Dementia care management enables individuals to more seamlessly navigate health care and social support systems and to obtain more timely access to care. In 2020, AIM proposed a model that would bring innovation to dementia care, offer a new way to coordinate person-centered care, and address the complex health needs of Medicare beneficiaries with Alzheimer's and other dementias. The key elements of our proposed dementia care management model are:

  • Coordinated Care Management: providing patient-centered care management through an interdisciplinary care team of providers that would work collaboratively with a patient’s health care providers and non-medical community-based support services.
  • Patient Access: increasing access to care, community-based services, and resources.
  • Caregiver Inclusion: ensuring that caregivers, who are an integral part of the care of a person with dementia, participate in the process and are appropriately supported.
  • Capitated Payment: paying providers a monthly per-patient fee based on case complexity and an individual’s needs and resources — to make the model more attractive for providers to participate.
  • Outcomes-Based Approach: assessing provider performance with meaningful quality indicators, including offering a payment bonus to those providers who meet the indicators.
  • Widespread Applicability: guaranteeing that the model can be easily adopted by a variety of practice types and is available to individuals from diverse communities.

To estimate the potential impact of this dementia care management model, Healthsperien developed an analytic model that compares federal spending under current law for Medicare beneficiaries with dementia to estimated expenditures under the proposed model over the next decade. The analysis found that those who receive dementia care management services will have fewer hospitalizations, fewer emergency department visits, improved medication adherence, and delayed entrance into nursing homes — all resulting in lower spending by the federal government. Specifically, Medicare savings would be $9.2 billion over 10 years, and federal Medicaid savings would total $11.7 billion — for a combined savings of $20.9 billion over the decade. In total over the 10 years, the federal government would see a 2.6:1 rate of return. That is, for every $100 the federal government spends providing dementia care management services on the front end, it would save $260 on the back end. 
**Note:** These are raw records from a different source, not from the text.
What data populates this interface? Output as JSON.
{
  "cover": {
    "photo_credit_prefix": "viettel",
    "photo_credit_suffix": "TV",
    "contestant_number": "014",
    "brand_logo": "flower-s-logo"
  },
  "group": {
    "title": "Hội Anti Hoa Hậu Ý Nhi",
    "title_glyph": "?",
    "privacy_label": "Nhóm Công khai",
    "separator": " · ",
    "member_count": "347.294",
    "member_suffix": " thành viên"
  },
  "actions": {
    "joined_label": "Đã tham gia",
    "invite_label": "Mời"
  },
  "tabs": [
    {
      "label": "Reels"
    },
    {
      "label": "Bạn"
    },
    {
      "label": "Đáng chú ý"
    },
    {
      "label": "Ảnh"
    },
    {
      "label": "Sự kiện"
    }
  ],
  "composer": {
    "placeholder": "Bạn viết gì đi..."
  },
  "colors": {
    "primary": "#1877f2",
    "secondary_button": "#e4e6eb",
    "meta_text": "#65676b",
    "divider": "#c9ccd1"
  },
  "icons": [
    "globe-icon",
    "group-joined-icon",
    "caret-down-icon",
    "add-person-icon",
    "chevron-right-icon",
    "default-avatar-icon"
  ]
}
This coming Monday in Washington, D.C., The John A. Hartford Foundation in partnership with the Education Development Center is convening experts in dementia care and key federal agencies to explore how to provide better care to those living with dementia. At the convening, AIM will be presenting the new budgetary analysis and stressing the potential savings that could be achieved with dementia care management.

We’ve known that dementia care management is a proven way to improve the quality of care and quality of life for those living with Alzheimer’s and other dementias. Now we know that it would also save the federal government billions of dollars. As the experts convene on Monday, and as Congress continues to consider the Comprehensive Care for Alzheimer’s Act, these potential savings serve as further proof of the importance of including dementia care management in Medicare — and why the Center for Medicare & Medicaid Innovation (CMMI) should pilot a dementia care management model as AIM has proposed.